Herman Cain hopes to be something more than the latest flavor-of-the-month righty challenger to Mitt Romney.
Herman Cain hopes to be something more than the latest flavor-of-the-month righty challenger to Mitt Romney.

Heading into tonight’s umpteenth Repub debate (this one is in Vegas, sponsored by CNN and others, broadcast on CNN at 7 p.m. Minnesota time, and the increasingly desperate Jon Huntsman has decided to boycott it as a statement of his devotion to New Hampshire, seriously), the big story is Herman Cain and his bid to be something more than the latest flavor-of-the-month righty challenger to Mitt Romney.

Cain is being “vetted” by the media at the speed of pixel. It’s pretty amazing to see how quickly the information elite can take a man from being known for one or two things (in Cain’s case, I’d say that a month ago the two things were “he’s black” and “Godfather’s Pizza”) to a man with a series of provocative ideas, a complicated life story, a network of connections and a challenge to various elements of conventional political wisdom.

The Cain moment is fascinating and bizarre. I’m not prepared to write him off until we see more, both of how he performs as a mold-breaking candidate and of how his admirers respond to the vetting.

Political analysts have several reasons why Cain can’t last. He doesn’t have the campaign funds, for example, and his strategy is all wrong because he isn’t spending enough time in Iowa and New Hampshire. Maybe so. But the righties are not playing the game according to the old rules, and neither is Cain.

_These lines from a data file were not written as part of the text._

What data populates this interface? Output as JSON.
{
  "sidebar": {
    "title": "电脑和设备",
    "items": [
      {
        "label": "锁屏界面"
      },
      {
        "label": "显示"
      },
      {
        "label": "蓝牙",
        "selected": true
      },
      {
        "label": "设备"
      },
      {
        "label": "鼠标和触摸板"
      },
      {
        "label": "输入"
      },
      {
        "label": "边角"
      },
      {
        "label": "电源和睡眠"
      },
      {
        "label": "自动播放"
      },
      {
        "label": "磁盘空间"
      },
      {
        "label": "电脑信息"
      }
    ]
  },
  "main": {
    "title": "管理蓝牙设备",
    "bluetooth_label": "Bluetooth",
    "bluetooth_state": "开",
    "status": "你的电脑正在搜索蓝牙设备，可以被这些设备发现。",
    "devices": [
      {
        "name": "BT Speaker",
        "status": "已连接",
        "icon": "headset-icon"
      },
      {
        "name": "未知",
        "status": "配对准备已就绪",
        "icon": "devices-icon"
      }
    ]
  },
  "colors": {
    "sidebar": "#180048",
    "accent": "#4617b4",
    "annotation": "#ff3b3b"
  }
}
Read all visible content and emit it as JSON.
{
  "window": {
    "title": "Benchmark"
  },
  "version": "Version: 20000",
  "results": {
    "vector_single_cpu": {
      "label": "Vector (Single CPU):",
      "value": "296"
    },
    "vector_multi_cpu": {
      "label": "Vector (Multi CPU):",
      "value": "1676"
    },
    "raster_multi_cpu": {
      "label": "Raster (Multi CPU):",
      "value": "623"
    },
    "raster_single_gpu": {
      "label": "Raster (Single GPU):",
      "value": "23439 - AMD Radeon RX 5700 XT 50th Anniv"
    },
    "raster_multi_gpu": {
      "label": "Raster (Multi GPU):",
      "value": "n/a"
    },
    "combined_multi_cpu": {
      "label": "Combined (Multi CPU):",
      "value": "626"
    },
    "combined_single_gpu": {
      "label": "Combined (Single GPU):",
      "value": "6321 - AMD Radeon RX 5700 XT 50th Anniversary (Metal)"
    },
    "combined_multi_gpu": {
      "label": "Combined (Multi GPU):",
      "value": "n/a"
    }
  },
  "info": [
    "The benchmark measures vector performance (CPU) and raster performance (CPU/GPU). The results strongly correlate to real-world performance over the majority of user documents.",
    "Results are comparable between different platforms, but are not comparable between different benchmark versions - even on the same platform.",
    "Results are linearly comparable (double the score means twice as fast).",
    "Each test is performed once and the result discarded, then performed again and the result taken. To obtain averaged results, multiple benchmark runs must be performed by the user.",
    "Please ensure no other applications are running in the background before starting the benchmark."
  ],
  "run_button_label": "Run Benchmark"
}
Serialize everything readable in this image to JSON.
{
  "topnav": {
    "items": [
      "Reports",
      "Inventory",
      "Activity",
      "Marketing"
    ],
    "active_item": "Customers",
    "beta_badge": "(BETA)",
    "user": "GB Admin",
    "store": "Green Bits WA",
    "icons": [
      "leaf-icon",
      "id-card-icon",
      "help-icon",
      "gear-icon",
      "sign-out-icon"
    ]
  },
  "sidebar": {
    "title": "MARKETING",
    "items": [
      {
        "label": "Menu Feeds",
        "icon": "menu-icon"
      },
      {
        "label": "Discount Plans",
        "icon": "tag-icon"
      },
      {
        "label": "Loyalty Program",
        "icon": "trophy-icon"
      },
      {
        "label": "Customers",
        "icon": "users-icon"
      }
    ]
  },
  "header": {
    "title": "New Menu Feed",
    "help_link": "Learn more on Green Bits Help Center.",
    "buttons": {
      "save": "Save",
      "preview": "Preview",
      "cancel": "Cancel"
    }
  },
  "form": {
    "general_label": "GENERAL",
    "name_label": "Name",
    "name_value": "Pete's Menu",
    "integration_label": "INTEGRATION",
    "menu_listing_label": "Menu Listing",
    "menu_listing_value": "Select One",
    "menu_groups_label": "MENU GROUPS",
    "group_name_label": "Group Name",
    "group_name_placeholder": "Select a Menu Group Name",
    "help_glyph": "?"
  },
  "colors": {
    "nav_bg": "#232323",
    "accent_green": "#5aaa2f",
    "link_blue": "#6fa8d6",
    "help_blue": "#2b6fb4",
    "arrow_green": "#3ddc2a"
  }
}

I also believe that Cain’s race (did you notice that he’s black, and by the way, he rejects the term “African-American”) is helping him. I’ve long been troubled by a lefty willingness to ascribe racist motives to righties — in general and especially during the Obama era — without the kind of direct evidence of race prejudice that should be required for such a charge. I don’t doubt that some righties are racist. But it is wrong to make a general assumption without more evidence and now, especially so among a group that has elevated a black man to top of the recent polls.

As amazing as it is to those of who go back to the 1950s that America has a black president, think how amazing it would be if both major parties had black nominees in 2012. Wow.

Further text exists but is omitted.